Question

How do you find the derivative of ${e^{ - 3x}}$?

Answer 1

Here we need to know that the derivative of $\dfrac{d}{{dx}}{e^{ax}} = a{e^{ax}}$ which means that the coefficient of the $x$ in the power needs to be noticed and terms with the $x$ in the power of the exponential are also needed to be multiplied with the term which we have got.

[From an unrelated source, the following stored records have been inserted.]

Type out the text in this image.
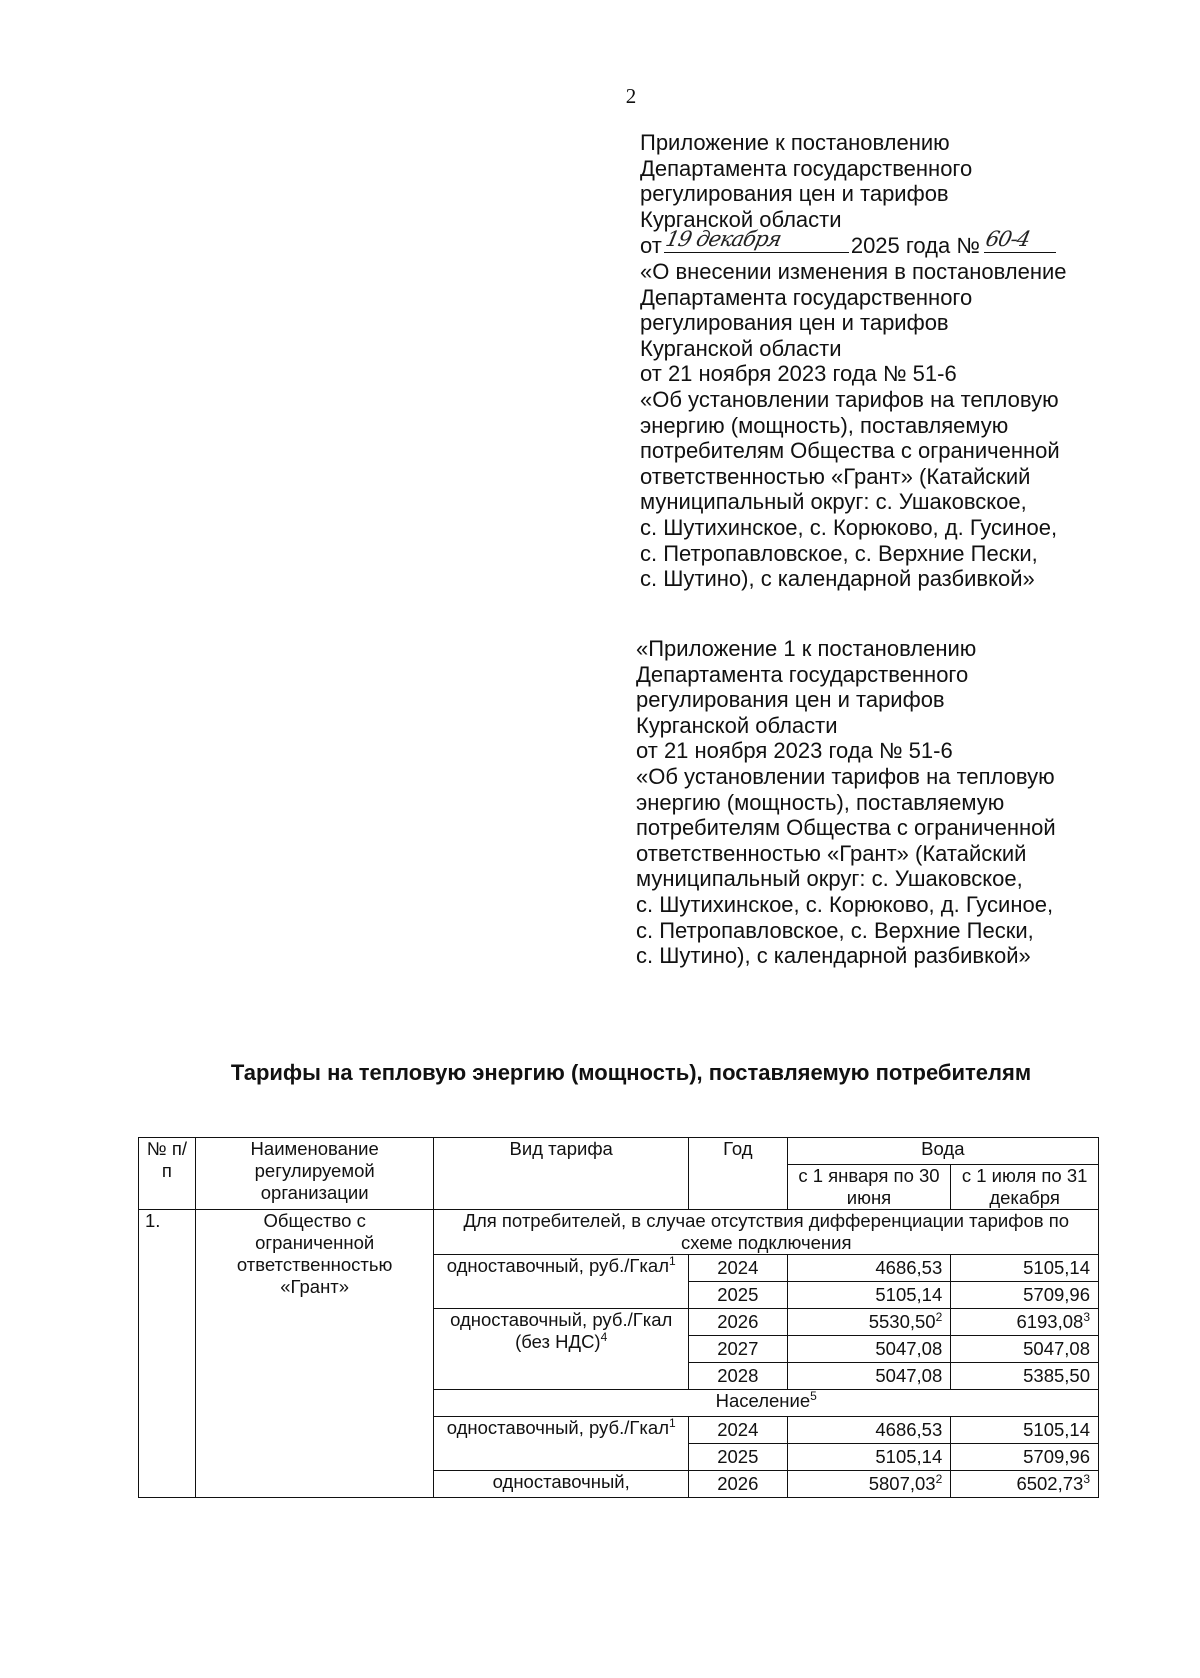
2
Приложение к постановлению
Департамента государственного
регулирования цен и тарифов
Курганской области
от 19 декабря	2025 года № 60-4
«О внесении изменения в постановление
Департамента государственного
регулирования цен и тарифов
Курганской области
от 21 ноября 2023 года № 51-6
«Об установлении тарифов на тепловую
энергию (мощность), поставляемую
потребителям Общества с ограниченной
ответственностью «Грант» (Катайский
муниципальный округ: с. Ушаковское,
с. Шутихинское, с. Корюково, д. Гусиное,
с. Петропавловское, с. Верхние Пески,
с. Шутино), с календарной разбивкой»
«Приложение 1 к постановлению
Департамента государственного
регулирования цен и тарифов
Курганской области
от 21 ноября 2023 года № 51-6
«Об установлении тарифов на тепловую
энергию (мощность), поставляемую
потребителям Общества с ограниченной
ответственностью «Грант» (Катайский
муниципальный округ: с. Ушаковское,
с. Шутихинское, с. Корюково, д. Гусиное,
с. Петропавловское, с. Верхние Пески,
с. Шутино), с календарной разбивкой»
Тарифы на тепловую энергию (мощность), поставляемую потребителям
№ п/п	Наименование регулируемой организации	Вид тарифа	Год	Вода	
				с 1 января по 30 июня	с 1 июля по 31 декабря
1.	Общество с ограниченной ответственностью «Грант»	Для потребителей, в случае отсутствия дифференциации тарифов по схеме подключения			
		одноставочный, руб./Гкал$^1$	2024	4686,53	5105,14
			2025	5105,14	5709,96
		одноставочный, руб./Гкал (без НДС)$^4$	2026	5530,50$^2$	6193,08$^3$
			2027	5047,08	5047,08
			2028	5047,08	5385,50
		Население$^5$
		одноставочный, руб./Гкал$^1$	2024	4686,53	5105,14
			2025	5105,14	5709,96
		одноставочный,	2026	5807,03$^2$	6502,73$^3$
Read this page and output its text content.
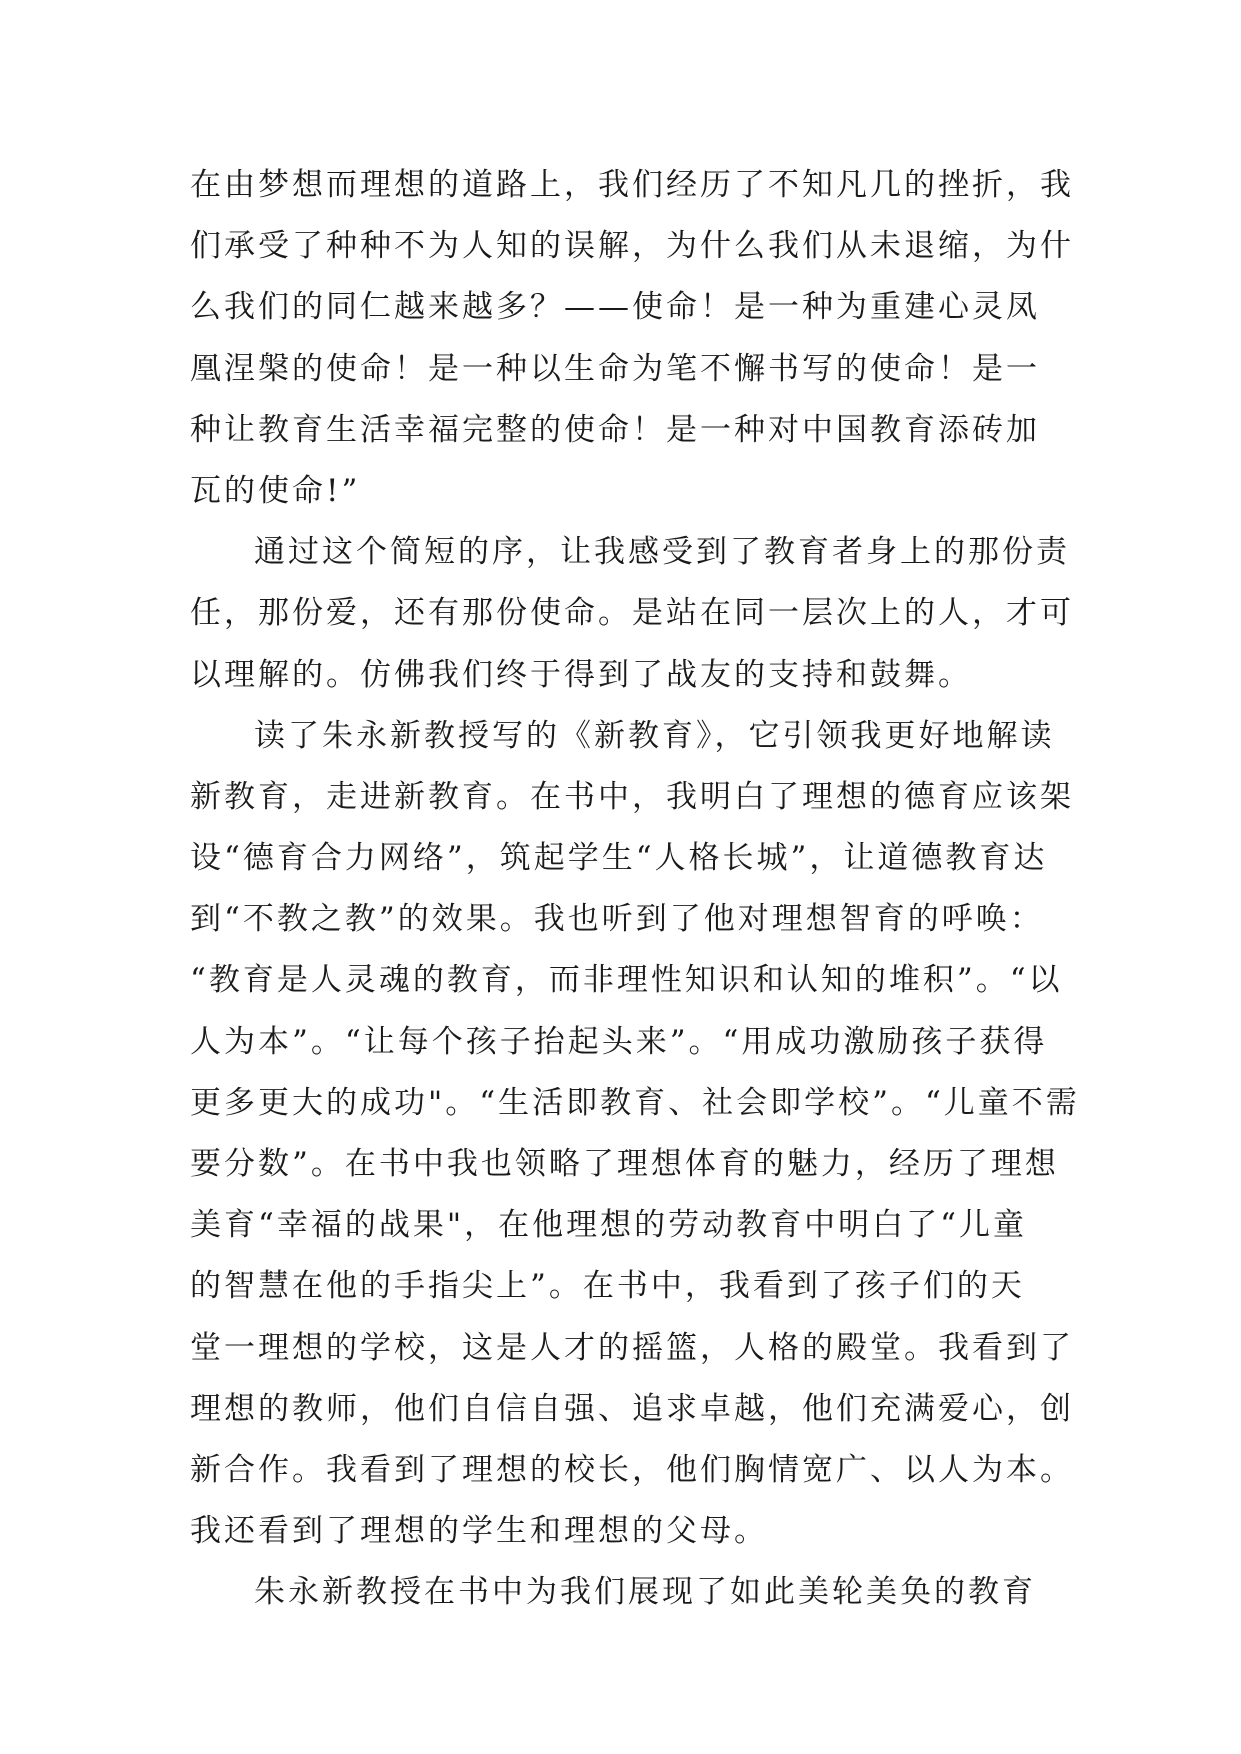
在由梦想而理想的道路上，我们经历了不知凡几的挫折，我
们承受了种种不为人知的误解，为什么我们从未退缩，为什
么我们的同仁越来越多？——使命！是一种为重建心灵凤
凰涅槃的使命！是一种以生命为笔不懈书写的使命！是一
种让教育生活幸福完整的使命！是一种对中国教育添砖加
瓦的使命!”
通过这个简短的序，让我感受到了教育者身上的那份责
任，那份爱，还有那份使命。是站在同一层次上的人，才可
以理解的。仿佛我们终于得到了战友的支持和鼓舞。
读了朱永新教授写的《新教育》，它引领我更好地解读
新教育，走进新教育。在书中，我明白了理想的德育应该架
设“德育合力网络”，筑起学生“人格长城”，让道德教育达
到“不教之教”的效果。我也听到了他对理想智育的呼唤：
“教育是人灵魂的教育，而非理性知识和认知的堆积”。“以
人为本”。“让每个孩子抬起头来”。“用成功激励孩子获得
更多更大的成功"。“生活即教育、社会即学校”。“儿童不需
要分数”。在书中我也领略了理想体育的魅力，经历了理想
美育“幸福的战果"，在他理想的劳动教育中明白了“儿童
的智慧在他的手指尖上”。在书中，我看到了孩子们的天
堂一理想的学校，这是人才的摇篮，人格的殿堂。我看到了
理想的教师，他们自信自强、追求卓越，他们充满爱心，创
新合作。我看到了理想的校长，他们胸情宽广、以人为本。
我还看到了理想的学生和理想的父母。
朱永新教授在书中为我们展现了如此美轮美奂的教育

Complete step by step solution:
Here we are given to find the derivative of ${e^{ax}}$
We need to know that when we have the derivative term as ${e^x}$ then its differentiation is also the same ${e^x}$.
But here there is not simply the term ${e^x}$instead we have the term where we also have the coefficient in the power with the variable $x$ so we need to know that when we have the coefficient of degree then that coefficient will also be multiplied with the differentiation of the exponential.
$\dfrac{d}{{dx}}{e^{ax}} = a{e^{ax}}$
So here also we have multiplied the differentiation of the coefficient of the $x$along with the exponential term after the differentiation.
$\dfrac{d}{{dx}}{e^{ax}} = a{e^{ax}}$ $- - - (1)$
Now comparing ${e^{ax}}$ with${e^{ - 3x}}$, we can write that:
$a = - 3$
Now we know that differentiation of $\dfrac{d}{{dx}}{e^{ax}} = a{e^{ax}}$
Hence we can compare and say:
$\dfrac{d}{{dx}}{e^{ - 3x}}$
So we will get $\dfrac{d}{{dx}}{e^{ - 3x}} = {e^{ - 3x}}.\dfrac{d}{{dx}}\left( { - 3x} \right)$ $- - - - - (2)$
We also know that differentiation of $\dfrac{d}{{dx}}\left( {ax} \right) = a$
Hence in the similar way we can say that:
$\dfrac{d}{{dx}}\left( { - 3x} \right) = - 3$
So now we need to substitute this value in the equation (2) and we will get:
$\dfrac{d}{{dx}}{e^{ - 3x}} = {e^{ - 3x}}.\dfrac{d}{{dx}}\left( { - 3x} \right) = {e^{ - 3x}}.\left( { - 3} \right)$

$\dfrac{d}{{dx}}{e^{ - 3x}} = - 3{e^{ - 3x}}$

Note:
Here the student must know that whenever we need to differentiate we also need to multiply with exponential terms the differentiation of the power of $e$.
Similarly when we need to integrate then we need to divide the term instead of multiplication.